5. Wat zijn de overwegingen van het college?
5.1 Het college komt tot de conclusie dat verweerster niet tuchtrechtelijk verwijtbaar
heeft
gehandeld en licht dat als volgt toe.
5.2 Klaagster ontkent dat zij verweerster ooit heeft gezien of gesproken en dat
verweerster
valsheid in geschrifte heeft gepleegd door het tegendeel te beweren. Uit de aantekeningen
van zowel
een betrokken psycholoog in opleiding als van verweerster blijkt dat klaagster en
verweerster
elkaar bij het roken buiten hebben gezien en dat verweerster klaagster meermalen in
het
zorgverblijf heeft gezien, onderzocht en gesproken. Het college heeft geen aanleiding
te
veronderstellen dat in het cliëntendossier iets anders staat beschreven dan wat er
in werkelijkheid
is gebeurd. Noch in klaagsters stellingen, noch in de rest van het dossier is daar
enige aanwijzing
voor te vinden.

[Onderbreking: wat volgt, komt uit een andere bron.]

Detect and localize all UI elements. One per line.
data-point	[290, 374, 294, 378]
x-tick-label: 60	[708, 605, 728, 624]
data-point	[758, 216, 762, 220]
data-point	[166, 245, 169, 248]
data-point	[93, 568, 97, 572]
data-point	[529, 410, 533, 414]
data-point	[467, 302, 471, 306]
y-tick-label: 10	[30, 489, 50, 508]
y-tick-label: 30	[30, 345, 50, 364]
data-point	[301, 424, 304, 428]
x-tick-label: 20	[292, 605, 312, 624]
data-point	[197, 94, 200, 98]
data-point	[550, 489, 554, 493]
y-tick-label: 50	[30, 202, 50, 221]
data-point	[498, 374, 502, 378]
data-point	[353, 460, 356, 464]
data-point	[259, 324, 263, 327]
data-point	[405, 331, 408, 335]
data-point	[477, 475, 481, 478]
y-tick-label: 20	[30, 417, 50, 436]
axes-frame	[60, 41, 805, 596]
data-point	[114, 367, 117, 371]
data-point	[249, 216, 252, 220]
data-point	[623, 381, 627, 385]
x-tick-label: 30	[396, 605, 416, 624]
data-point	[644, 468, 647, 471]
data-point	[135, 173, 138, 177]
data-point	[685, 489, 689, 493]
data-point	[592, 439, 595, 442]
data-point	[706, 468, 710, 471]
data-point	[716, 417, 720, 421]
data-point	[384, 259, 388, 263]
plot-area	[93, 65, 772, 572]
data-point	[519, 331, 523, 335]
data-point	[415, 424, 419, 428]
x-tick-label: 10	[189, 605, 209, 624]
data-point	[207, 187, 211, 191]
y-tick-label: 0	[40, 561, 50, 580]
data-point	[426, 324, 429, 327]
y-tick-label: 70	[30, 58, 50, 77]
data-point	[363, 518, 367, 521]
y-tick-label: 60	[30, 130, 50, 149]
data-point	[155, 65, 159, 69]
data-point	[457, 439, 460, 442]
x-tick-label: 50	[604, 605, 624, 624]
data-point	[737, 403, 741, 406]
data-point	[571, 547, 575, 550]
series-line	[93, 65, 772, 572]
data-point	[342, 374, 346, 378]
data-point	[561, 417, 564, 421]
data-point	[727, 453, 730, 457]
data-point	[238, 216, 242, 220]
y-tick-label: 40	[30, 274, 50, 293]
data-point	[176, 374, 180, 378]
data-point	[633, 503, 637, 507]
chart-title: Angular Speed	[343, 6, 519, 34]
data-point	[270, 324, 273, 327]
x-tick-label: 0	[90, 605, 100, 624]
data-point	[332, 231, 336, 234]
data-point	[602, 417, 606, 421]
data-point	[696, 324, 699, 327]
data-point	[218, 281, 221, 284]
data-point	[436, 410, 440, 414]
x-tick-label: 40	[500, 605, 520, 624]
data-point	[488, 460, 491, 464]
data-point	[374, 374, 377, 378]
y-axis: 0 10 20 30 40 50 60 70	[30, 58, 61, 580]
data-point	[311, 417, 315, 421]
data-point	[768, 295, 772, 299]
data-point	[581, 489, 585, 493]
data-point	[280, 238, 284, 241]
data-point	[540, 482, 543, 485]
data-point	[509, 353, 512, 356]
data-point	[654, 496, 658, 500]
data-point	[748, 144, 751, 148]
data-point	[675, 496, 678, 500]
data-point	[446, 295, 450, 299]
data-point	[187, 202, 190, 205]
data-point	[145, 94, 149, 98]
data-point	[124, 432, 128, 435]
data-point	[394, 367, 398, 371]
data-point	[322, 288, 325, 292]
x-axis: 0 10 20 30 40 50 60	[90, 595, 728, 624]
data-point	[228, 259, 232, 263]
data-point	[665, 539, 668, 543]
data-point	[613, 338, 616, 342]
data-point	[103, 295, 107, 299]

Van valsheid in geschrifte is dan ook geen sprake. Het college komt
tot het oordeel
dat verweerster niet klachtwaardig heeft gehandeld.
Conclusie
5.3 De conclusie is dat de klacht kennelijk ongegrond is.
6. De beslissing
De klacht is kennelijk ongegrond.
Deze beslissing is gegeven op 21 april 2023 door A.M.J.G. van Maanen, voorzitter,
C.C.B.M. van
Kimmenade, lid-jurist, W.M.E. Bil, I.M. Bonte en D.M. van Etten, leden-beroepsgenoten,
bijgestaan door Y.M.C. Bouman, secretaris.